Hello, I just started learning KNIME today and I’ve run into an issue with the Excel Reader.
I have a folder with weekly data in excel files and they all have the same table structure. The only difference between all these files is the sheet name since the sheet name changes every time the data is exported from my source (which I have no control over).
Is there a way to get Excel Reader to read all the files without having to manually change the sheet name in every excel file so that they’re all the same? I know I wouldn’t have to worry about that if I had the files in another file format, but I’d like to avoid that since I have years worth of data. My goal is to have these files combined into a single file.
I’ve tried to look at other people’s questions to see if I can get some kind of answer to work with, but nothing seems to help.
So I’ve tried using the Read Excel Sheet Names node and connecting it to the Table Row to Variable Loop Start node, but I’m still getting an issue in my Excel Reader node. The example you’re referring to is if the files have multiple sheets, but it seems like there is still an assumption that the sheet names are the same across multiple excel files. Here’s a picture of my workflow.
The error message I get is:
ERROR Excel Reader (XLS) 2:5 Execute failed: java.io.IOException: Workbook “2020 Week 2.xlsx” does not contain a sheet called “Sheet1”
It’s happening because the sheet names are different between the files.
Everything else in the workflow works fine (thanks to the hub which you pointed out for me).
The workflow should be ok with that.
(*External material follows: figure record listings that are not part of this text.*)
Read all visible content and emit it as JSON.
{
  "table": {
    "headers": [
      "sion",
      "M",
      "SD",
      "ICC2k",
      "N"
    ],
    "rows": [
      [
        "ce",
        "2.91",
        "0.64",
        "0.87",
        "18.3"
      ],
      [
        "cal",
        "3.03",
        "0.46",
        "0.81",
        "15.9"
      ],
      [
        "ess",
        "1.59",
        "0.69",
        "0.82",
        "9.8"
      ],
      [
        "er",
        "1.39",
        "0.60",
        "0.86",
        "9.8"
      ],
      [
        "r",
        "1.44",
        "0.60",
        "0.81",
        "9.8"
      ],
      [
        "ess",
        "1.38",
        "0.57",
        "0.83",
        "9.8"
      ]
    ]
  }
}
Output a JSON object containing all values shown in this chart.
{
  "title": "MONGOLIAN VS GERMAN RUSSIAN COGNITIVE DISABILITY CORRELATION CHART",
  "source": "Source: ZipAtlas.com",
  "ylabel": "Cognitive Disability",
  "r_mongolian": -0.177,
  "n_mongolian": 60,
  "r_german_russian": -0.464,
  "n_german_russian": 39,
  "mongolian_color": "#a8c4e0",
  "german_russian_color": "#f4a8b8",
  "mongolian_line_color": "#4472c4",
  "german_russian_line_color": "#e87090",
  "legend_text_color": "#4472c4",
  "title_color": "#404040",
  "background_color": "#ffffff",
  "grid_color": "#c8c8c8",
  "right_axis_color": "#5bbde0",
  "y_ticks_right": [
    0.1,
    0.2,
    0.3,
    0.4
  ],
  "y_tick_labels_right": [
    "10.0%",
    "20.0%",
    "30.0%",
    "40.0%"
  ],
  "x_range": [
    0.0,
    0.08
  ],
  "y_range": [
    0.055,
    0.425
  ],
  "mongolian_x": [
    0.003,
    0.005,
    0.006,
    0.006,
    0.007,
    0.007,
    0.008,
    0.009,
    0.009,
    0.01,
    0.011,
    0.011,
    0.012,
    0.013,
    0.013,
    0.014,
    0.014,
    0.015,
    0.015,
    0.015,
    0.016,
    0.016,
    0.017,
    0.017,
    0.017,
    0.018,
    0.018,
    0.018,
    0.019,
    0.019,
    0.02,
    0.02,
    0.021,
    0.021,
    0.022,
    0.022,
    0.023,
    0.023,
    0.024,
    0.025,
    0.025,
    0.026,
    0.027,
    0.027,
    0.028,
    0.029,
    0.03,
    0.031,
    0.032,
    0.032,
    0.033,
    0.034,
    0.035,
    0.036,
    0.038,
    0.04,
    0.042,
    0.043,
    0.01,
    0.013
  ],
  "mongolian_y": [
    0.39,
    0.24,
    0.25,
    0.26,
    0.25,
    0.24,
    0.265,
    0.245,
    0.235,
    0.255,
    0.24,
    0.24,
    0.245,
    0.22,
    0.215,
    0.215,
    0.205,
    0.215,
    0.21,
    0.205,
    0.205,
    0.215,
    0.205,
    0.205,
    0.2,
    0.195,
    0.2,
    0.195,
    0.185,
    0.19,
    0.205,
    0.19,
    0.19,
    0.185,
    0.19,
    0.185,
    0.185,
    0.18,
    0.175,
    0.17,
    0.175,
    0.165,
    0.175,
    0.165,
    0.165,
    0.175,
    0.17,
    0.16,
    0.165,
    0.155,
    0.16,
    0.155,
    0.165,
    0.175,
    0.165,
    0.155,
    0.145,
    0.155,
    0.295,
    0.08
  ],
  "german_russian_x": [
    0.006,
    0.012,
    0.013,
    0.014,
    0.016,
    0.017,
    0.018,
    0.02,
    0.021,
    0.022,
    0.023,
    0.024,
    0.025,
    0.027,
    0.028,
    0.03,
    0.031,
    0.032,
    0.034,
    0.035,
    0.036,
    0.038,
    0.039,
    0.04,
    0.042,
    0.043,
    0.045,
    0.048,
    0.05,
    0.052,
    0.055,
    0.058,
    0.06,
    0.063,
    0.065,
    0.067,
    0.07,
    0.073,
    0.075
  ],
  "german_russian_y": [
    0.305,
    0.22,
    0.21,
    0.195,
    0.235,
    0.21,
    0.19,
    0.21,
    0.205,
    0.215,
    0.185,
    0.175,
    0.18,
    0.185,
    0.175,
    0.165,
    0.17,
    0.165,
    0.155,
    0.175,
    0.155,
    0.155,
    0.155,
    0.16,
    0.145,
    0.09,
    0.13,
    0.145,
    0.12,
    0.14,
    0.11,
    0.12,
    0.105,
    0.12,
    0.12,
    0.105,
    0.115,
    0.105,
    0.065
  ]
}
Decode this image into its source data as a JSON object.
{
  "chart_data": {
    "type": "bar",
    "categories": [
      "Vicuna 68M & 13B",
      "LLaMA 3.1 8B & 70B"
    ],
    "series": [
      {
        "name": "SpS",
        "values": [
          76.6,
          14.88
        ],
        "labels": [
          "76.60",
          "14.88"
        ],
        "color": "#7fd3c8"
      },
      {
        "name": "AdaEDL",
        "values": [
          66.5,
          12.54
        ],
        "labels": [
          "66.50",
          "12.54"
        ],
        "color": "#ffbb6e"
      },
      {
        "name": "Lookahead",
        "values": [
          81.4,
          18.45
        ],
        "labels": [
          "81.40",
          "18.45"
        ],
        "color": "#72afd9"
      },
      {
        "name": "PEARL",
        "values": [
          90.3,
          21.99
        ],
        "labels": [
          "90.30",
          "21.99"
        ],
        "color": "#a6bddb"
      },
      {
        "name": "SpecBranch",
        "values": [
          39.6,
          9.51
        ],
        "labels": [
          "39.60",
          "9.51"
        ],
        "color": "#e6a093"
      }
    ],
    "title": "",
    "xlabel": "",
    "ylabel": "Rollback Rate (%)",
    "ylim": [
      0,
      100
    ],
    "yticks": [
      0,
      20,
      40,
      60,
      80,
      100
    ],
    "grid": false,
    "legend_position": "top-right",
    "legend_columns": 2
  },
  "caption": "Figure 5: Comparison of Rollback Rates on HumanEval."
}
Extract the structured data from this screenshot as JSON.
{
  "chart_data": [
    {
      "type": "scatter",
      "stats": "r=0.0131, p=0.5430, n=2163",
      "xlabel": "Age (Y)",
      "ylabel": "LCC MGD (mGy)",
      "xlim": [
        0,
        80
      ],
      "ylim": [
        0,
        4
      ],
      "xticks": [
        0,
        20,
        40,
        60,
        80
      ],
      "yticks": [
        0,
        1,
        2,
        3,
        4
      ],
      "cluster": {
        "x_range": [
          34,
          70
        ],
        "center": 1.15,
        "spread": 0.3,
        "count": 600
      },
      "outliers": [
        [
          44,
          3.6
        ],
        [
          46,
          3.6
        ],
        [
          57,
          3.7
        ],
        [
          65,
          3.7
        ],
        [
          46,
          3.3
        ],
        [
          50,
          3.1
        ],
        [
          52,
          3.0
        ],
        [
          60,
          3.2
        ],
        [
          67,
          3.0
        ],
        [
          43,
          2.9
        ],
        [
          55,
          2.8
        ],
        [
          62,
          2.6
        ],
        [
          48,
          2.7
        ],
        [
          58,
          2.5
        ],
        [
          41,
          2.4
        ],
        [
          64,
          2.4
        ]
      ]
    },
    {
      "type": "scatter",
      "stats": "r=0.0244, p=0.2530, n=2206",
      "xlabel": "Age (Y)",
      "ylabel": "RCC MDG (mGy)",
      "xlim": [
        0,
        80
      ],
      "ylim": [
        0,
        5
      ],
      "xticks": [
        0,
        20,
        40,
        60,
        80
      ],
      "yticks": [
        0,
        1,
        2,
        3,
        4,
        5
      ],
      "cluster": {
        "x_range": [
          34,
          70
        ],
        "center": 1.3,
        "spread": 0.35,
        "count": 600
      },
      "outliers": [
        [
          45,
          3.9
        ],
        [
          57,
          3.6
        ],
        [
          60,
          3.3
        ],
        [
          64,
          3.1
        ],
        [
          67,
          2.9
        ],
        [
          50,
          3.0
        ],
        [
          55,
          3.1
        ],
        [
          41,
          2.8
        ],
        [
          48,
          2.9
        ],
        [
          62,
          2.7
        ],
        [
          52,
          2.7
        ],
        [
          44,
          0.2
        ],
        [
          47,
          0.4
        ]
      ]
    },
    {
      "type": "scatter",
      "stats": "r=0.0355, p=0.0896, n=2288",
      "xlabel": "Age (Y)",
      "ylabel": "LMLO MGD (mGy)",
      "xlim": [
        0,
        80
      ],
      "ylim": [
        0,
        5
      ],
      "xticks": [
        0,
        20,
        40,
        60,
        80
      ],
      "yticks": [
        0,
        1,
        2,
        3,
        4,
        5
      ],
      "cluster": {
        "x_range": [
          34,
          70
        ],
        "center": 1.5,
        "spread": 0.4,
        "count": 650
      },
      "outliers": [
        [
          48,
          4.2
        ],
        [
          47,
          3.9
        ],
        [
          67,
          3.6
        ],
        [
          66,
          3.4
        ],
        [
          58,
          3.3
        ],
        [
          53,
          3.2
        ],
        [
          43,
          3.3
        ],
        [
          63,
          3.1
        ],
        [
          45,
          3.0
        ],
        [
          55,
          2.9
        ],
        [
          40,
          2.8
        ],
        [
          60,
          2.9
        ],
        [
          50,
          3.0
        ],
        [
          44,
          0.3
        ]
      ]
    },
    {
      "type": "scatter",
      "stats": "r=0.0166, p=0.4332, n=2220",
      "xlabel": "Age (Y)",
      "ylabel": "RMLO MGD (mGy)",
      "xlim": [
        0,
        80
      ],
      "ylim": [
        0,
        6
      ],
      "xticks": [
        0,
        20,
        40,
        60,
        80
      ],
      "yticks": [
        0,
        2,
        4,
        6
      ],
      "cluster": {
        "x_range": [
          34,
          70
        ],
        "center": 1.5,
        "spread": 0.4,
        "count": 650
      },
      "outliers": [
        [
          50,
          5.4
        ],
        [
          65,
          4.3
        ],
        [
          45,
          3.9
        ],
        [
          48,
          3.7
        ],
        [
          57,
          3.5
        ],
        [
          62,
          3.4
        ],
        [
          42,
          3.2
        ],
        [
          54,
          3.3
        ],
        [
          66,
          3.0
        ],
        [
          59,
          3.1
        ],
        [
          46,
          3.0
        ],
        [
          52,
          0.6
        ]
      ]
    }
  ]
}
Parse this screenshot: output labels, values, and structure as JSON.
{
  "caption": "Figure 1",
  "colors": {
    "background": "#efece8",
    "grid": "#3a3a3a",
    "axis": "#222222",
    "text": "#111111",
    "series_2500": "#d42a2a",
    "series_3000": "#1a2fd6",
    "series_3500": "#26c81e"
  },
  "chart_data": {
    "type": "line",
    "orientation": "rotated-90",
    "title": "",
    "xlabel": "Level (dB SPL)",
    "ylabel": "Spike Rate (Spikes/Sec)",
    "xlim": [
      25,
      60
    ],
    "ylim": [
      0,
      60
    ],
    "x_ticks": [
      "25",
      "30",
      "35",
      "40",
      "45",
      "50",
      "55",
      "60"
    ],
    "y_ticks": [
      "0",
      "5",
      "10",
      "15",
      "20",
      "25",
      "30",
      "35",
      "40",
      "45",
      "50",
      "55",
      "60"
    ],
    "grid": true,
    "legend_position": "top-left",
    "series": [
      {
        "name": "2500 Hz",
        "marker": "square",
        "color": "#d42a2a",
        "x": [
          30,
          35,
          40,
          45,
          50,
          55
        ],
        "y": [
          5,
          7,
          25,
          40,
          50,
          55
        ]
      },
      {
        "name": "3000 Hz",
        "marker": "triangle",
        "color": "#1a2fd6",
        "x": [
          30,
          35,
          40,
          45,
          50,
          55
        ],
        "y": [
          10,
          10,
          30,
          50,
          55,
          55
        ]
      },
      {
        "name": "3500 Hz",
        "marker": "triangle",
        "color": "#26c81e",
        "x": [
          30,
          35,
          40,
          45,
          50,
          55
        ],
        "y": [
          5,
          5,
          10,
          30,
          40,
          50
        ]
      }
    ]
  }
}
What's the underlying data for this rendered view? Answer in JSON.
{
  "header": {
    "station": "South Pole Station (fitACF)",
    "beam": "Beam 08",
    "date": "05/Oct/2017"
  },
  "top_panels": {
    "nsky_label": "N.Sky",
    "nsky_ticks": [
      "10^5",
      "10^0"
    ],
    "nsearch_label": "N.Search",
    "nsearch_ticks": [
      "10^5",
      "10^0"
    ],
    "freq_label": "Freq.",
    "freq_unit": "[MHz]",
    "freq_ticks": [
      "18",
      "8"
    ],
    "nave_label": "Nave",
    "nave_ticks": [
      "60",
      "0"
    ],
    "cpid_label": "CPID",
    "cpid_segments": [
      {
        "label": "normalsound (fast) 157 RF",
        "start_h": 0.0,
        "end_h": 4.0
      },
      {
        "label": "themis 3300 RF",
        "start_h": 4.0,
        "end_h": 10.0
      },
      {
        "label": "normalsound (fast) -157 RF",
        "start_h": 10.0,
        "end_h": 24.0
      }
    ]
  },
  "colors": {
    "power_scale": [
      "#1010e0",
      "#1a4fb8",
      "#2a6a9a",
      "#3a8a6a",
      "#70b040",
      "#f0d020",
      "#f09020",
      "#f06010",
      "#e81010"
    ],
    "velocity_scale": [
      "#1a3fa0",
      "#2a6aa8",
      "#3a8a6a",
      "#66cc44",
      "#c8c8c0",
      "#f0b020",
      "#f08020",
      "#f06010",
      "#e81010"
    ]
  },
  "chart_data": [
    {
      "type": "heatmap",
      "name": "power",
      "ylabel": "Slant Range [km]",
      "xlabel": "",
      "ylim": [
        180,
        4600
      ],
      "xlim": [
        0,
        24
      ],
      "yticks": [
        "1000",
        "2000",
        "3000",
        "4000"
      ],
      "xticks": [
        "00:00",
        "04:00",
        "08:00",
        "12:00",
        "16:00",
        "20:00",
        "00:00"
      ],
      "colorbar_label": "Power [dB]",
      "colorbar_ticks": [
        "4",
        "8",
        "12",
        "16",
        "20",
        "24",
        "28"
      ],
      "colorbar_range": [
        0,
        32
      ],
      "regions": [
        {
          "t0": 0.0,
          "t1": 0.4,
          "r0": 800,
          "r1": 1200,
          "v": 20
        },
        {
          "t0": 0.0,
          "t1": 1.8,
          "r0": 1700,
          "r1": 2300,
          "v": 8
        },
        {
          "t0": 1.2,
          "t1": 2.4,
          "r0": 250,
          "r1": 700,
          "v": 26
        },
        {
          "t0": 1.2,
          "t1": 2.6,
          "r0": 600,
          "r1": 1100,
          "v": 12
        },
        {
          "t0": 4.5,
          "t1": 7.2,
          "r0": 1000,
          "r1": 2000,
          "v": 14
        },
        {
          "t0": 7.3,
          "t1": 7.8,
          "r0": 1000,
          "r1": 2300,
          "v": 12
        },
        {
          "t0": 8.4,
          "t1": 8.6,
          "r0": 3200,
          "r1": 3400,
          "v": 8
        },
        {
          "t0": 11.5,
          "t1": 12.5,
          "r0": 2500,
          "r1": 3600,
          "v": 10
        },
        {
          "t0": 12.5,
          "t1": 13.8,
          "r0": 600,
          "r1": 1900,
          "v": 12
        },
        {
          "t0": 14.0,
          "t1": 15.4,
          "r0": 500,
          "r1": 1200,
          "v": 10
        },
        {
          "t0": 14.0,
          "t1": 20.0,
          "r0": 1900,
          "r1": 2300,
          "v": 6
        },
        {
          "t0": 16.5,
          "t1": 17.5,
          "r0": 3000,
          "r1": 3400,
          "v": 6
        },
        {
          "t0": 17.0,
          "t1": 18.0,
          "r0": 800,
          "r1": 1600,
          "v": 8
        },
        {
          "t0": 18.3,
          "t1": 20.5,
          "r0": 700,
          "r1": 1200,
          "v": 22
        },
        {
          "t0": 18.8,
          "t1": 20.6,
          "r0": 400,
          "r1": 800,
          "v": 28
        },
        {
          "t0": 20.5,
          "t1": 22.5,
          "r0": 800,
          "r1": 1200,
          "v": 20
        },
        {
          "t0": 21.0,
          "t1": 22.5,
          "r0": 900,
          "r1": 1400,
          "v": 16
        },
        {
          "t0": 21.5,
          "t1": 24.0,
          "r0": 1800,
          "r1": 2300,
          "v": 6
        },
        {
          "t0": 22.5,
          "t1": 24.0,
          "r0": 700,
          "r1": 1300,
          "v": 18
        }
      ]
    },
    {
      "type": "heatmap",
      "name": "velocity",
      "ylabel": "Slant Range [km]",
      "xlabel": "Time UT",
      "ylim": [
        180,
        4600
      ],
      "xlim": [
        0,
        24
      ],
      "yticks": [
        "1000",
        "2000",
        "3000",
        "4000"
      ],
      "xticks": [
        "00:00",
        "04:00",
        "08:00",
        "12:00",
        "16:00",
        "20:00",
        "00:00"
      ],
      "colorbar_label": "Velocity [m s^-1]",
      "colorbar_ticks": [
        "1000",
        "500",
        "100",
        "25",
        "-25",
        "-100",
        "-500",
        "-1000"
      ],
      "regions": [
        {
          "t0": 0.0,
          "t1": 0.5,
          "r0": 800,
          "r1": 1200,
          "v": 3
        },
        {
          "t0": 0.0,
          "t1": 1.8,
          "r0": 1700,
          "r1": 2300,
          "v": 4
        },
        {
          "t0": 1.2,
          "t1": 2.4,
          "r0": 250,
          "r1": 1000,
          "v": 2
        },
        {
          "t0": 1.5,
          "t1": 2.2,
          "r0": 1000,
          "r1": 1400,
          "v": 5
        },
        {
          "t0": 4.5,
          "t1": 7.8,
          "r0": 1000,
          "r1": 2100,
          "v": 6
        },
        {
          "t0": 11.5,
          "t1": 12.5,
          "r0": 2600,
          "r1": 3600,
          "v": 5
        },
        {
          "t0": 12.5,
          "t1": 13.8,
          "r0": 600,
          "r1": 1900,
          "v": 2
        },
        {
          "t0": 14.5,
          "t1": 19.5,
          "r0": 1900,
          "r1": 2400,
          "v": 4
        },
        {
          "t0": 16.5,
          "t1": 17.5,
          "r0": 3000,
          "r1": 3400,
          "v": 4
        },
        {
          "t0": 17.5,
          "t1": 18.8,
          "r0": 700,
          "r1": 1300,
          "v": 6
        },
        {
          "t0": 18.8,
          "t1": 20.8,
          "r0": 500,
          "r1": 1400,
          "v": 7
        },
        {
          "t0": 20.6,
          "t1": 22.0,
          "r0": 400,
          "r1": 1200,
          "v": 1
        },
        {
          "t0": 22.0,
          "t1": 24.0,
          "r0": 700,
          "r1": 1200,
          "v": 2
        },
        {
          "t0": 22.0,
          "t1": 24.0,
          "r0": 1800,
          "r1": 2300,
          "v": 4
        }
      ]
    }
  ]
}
Have you checked that the sheet names are set as a variable as well as the excel file itself. And would this error happen with an early file or in the middle (so to speak).
The you might check if your file actually does contain a sheet1
Do you know where I would set the sheet names and excel file as a variable? I don’t see an option for that in either of the excel nodes.
The error is happening early in the file (like, between the very first and and second files). The first file contains a Sheet1, but the rest of them don’t.
In the configurations for Excel Reader, I have “Files in folder” and “first sheet with data” selected.
I am still having issues with the Read Excel Sheet Names node. The output table shows that it is only reading the sheet name of the first excel file, but not the others. I noticed in your workflow that the file you have selected to read is “randomForest.xlsx”, but that’s not a file that I see in the files you’ve provided. Is that a file containing the sheet names?
The workflow in my previous post did not match the picture. I removed the RowFilter and the deprecated nodes. You can find the flow on KNIME Hub . But in the end this doesn’t alter the approach. And yes you see a link to some randomforest.xls, but that file will be override by a flow variable (the location of the file from the List Fiel node).
I’ve checked through every configuration and made sure that they match yours, but Read Excel Sheet Names is still only reading the sheet name of the first file. I did notice that I get the following warning:
I changed then example to two nested loops and put it on the hub. Maybe you could check it out. And it also uses the KNIME protocol to reference the files so it should work on all platforms and computers.